Actress〜偽りから始まるプラハの恋〜

#12. 印(Side智行)

正直、レセプションパーティーでの彼女の振る舞いは想像以上のものだった。

完璧と言っていいだろう。

ドレスアップした姿は目を惹きつける美しさだったし、場の雰囲気に合わせた優雅な振る舞い、婚約者としての堂々とした態度や仕草は見事だった。

驚いたのは、いつも家で彼女に触れるとあんなに動揺して身を強ばらせているのに、パーティーの最中は全く動じずだったことだ。

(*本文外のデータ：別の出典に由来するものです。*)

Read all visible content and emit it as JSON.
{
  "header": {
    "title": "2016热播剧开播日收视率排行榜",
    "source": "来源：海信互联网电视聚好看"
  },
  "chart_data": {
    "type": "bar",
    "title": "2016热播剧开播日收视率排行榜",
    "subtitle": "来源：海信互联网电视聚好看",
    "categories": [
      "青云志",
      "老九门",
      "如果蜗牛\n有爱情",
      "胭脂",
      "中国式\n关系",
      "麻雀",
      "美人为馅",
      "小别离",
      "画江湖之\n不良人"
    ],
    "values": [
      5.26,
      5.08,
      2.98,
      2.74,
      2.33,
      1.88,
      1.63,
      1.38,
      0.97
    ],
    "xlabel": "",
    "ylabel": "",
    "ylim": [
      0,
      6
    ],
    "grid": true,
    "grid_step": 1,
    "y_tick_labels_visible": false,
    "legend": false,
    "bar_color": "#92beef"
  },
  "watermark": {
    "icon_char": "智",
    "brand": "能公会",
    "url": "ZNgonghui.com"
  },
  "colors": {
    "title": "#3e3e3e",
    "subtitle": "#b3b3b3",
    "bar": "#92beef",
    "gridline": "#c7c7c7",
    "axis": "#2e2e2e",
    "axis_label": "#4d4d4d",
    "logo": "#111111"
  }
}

さも当然というふうに身を預け、微笑み、幸せそうなオーラを振り撒きながら、まるで僕を本当に愛してるかのような瞳で見つめてくる。

普段とのあまりの違いに、彼女の真骨頂を見た気がした。

やはり演技をかじっていたと言っていたのは本当のことだったのだろう。

気になってインターネットで「秋月環菜」と検索してみたが、特にヒットすることはなかった。

おそらくアマチュアで活動していたか、芸名で活動していたかのどちらかだと思う。



婚約者役としての振る舞いもそうだが、もっと驚かされたのはノヴァコバ議員のご夫人経由で、次の約束を取り付けたことだ。

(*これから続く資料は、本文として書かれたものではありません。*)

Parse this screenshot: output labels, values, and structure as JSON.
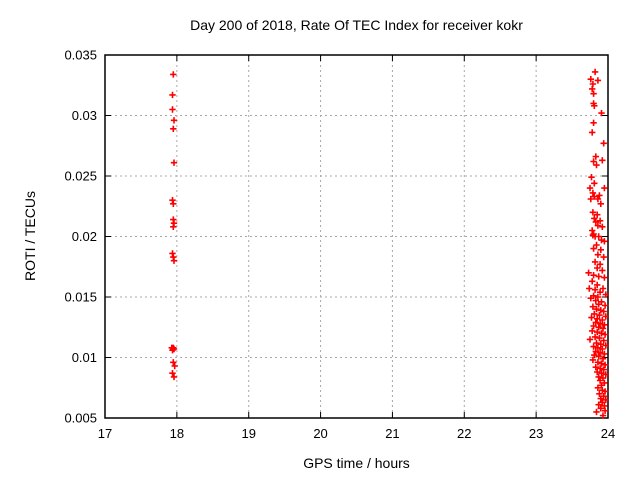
{
  "chart_data": {
    "type": "scatter",
    "title": "Day 200 of 2018, Rate Of TEC Index for receiver kokr",
    "xlabel": "GPS time / hours",
    "ylabel": "ROTI / TECUs",
    "xlim": [
      17,
      24
    ],
    "ylim": [
      0.005,
      0.035
    ],
    "xticks": [
      17,
      18,
      19,
      20,
      21,
      22,
      23,
      24
    ],
    "xtick_labels": [
      "17",
      "18",
      "19",
      "20",
      "21",
      "22",
      "23",
      "24"
    ],
    "yticks": [
      0.005,
      0.01,
      0.015,
      0.02,
      0.025,
      0.03,
      0.035
    ],
    "ytick_labels": [
      "0.005",
      "0.01",
      "0.015",
      "0.02",
      "0.025",
      "0.03",
      "0.035"
    ],
    "grid": true,
    "legend": "none",
    "marker": "plus",
    "colors": {
      "points": "#ff0000",
      "grid": "#a8a8a8",
      "border": "#000000",
      "background": "#ffffff",
      "text": "#000000"
    },
    "series": [
      {
        "name": "ROTI",
        "points": [
          [
            17.95,
            0.0334
          ],
          [
            17.94,
            0.0317
          ],
          [
            17.94,
            0.0305
          ],
          [
            17.96,
            0.0296
          ],
          [
            17.95,
            0.0289
          ],
          [
            17.96,
            0.0261
          ],
          [
            17.94,
            0.023
          ],
          [
            17.95,
            0.0227
          ],
          [
            17.95,
            0.0214
          ],
          [
            17.96,
            0.0211
          ],
          [
            17.95,
            0.0208
          ],
          [
            17.94,
            0.0186
          ],
          [
            17.95,
            0.0183
          ],
          [
            17.96,
            0.018
          ],
          [
            17.93,
            0.0108
          ],
          [
            17.95,
            0.0108
          ],
          [
            17.96,
            0.0107
          ],
          [
            17.95,
            0.0107
          ],
          [
            17.94,
            0.0106
          ],
          [
            17.95,
            0.0096
          ],
          [
            17.97,
            0.0093
          ],
          [
            17.94,
            0.0087
          ],
          [
            17.96,
            0.0084
          ],
          [
            23.82,
            0.0336
          ],
          [
            23.76,
            0.033
          ],
          [
            23.86,
            0.0329
          ],
          [
            23.79,
            0.0326
          ],
          [
            23.78,
            0.0322
          ],
          [
            23.8,
            0.0318
          ],
          [
            23.8,
            0.031
          ],
          [
            23.81,
            0.0308
          ],
          [
            23.91,
            0.0302
          ],
          [
            23.8,
            0.0294
          ],
          [
            23.78,
            0.0286
          ],
          [
            23.94,
            0.0277
          ],
          [
            23.83,
            0.0266
          ],
          [
            23.92,
            0.0263
          ],
          [
            23.8,
            0.0262
          ],
          [
            23.84,
            0.0259
          ],
          [
            23.77,
            0.0249
          ],
          [
            23.81,
            0.0244
          ],
          [
            23.75,
            0.024
          ],
          [
            23.95,
            0.024
          ],
          [
            23.79,
            0.0236
          ],
          [
            23.88,
            0.0234
          ],
          [
            23.81,
            0.0233
          ],
          [
            23.76,
            0.0231
          ],
          [
            23.86,
            0.0231
          ],
          [
            23.9,
            0.0227
          ],
          [
            23.79,
            0.022
          ],
          [
            23.85,
            0.0218
          ],
          [
            23.81,
            0.0215
          ],
          [
            23.89,
            0.0213
          ],
          [
            23.83,
            0.0212
          ],
          [
            23.86,
            0.0209
          ],
          [
            23.92,
            0.0208
          ],
          [
            23.78,
            0.0205
          ],
          [
            23.8,
            0.0202
          ],
          [
            23.79,
            0.0201
          ],
          [
            23.82,
            0.02
          ],
          [
            23.87,
            0.02
          ],
          [
            23.91,
            0.0197
          ],
          [
            23.95,
            0.0196
          ],
          [
            23.84,
            0.0193
          ],
          [
            23.8,
            0.019
          ],
          [
            23.9,
            0.0189
          ],
          [
            23.86,
            0.0185
          ],
          [
            23.94,
            0.0183
          ],
          [
            23.82,
            0.0179
          ],
          [
            23.89,
            0.0177
          ],
          [
            23.85,
            0.0174
          ],
          [
            23.92,
            0.0172
          ],
          [
            23.73,
            0.017
          ],
          [
            23.8,
            0.0168
          ],
          [
            23.87,
            0.0167
          ],
          [
            23.95,
            0.0166
          ],
          [
            23.78,
            0.0163
          ],
          [
            23.85,
            0.016
          ],
          [
            23.74,
            0.0157
          ],
          [
            23.93,
            0.0157
          ],
          [
            23.82,
            0.0156
          ],
          [
            23.89,
            0.0154
          ],
          [
            23.97,
            0.0152
          ],
          [
            23.8,
            0.0151
          ],
          [
            23.86,
            0.015
          ],
          [
            23.76,
            0.0149
          ],
          [
            23.83,
            0.0147
          ],
          [
            23.91,
            0.0146
          ],
          [
            23.87,
            0.0144
          ],
          [
            23.96,
            0.0143
          ],
          [
            23.79,
            0.0142
          ],
          [
            23.84,
            0.014
          ],
          [
            23.9,
            0.0139
          ],
          [
            23.94,
            0.0138
          ],
          [
            23.81,
            0.0136
          ],
          [
            23.88,
            0.0135
          ],
          [
            23.97,
            0.0134
          ],
          [
            23.77,
            0.0133
          ],
          [
            23.85,
            0.0132
          ],
          [
            23.92,
            0.0131
          ],
          [
            23.83,
            0.0129
          ],
          [
            23.89,
            0.0128
          ],
          [
            23.95,
            0.0127
          ],
          [
            23.8,
            0.0126
          ],
          [
            23.87,
            0.0125
          ],
          [
            23.93,
            0.0124
          ],
          [
            23.78,
            0.0122
          ],
          [
            23.85,
            0.0121
          ],
          [
            23.91,
            0.012
          ],
          [
            23.96,
            0.0119
          ],
          [
            23.82,
            0.0117
          ],
          [
            23.88,
            0.0116
          ],
          [
            23.75,
            0.0115
          ],
          [
            23.94,
            0.0114
          ],
          [
            23.84,
            0.0112
          ],
          [
            23.9,
            0.0111
          ],
          [
            23.97,
            0.011
          ],
          [
            23.8,
            0.0109
          ],
          [
            23.86,
            0.0108
          ],
          [
            23.92,
            0.0107
          ],
          [
            23.83,
            0.0105
          ],
          [
            23.89,
            0.0104
          ],
          [
            23.95,
            0.0103
          ],
          [
            23.81,
            0.0102
          ],
          [
            23.87,
            0.0101
          ],
          [
            23.93,
            0.0099
          ],
          [
            23.79,
            0.0098
          ],
          [
            23.86,
            0.0096
          ],
          [
            23.91,
            0.0095
          ],
          [
            23.96,
            0.0094
          ],
          [
            23.83,
            0.0092
          ],
          [
            23.89,
            0.0091
          ],
          [
            23.94,
            0.009
          ],
          [
            23.85,
            0.0088
          ],
          [
            23.91,
            0.0087
          ],
          [
            23.97,
            0.0086
          ],
          [
            23.87,
            0.0084
          ],
          [
            23.93,
            0.0083
          ],
          [
            23.89,
            0.0081
          ],
          [
            23.95,
            0.0079
          ],
          [
            23.91,
            0.0077
          ],
          [
            23.86,
            0.0075
          ],
          [
            23.92,
            0.0073
          ],
          [
            23.96,
            0.0072
          ],
          [
            23.88,
            0.007
          ],
          [
            23.94,
            0.0068
          ],
          [
            23.9,
            0.0066
          ],
          [
            23.97,
            0.0065
          ],
          [
            23.92,
            0.0063
          ],
          [
            23.87,
            0.0061
          ],
          [
            23.95,
            0.006
          ],
          [
            23.9,
            0.0058
          ],
          [
            23.96,
            0.0056
          ],
          [
            23.84,
            0.0055
          ],
          [
            23.93,
            0.0052
          ]
        ]
      }
    ]
  }
}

大人数が集まるパーティーと、個人的なお付き合いというのは全く意味が違ってくる。

個人的に親交を深められれば、根回ししやすいし、有事の際に力にもなってもらいやすい。

特にノヴァコバ議員は大臣も務めている権力者である。

日本国としても、両国の関係強化においてぜひ押さえておきたい相手なのだ。

ノヴァコバ議員が日本食が好きだという情報は得ていたので、これまでも日本食レストランにお誘いするなどはしていたがなかなか首を縦に降らせることができなかった。

まさか夫人が日本の家庭料理、しかも手作りに反応するとは思ってもみない展開だ。

仕事面においても予想以上の収穫である。


そんな活躍をしてくれた環菜だが、当の本人は全くそれを自覚していない。

しかも家に着くと、スイッチが切れたようにいつもの環菜に戻り、僕に対して急によそよそしくなるのだ。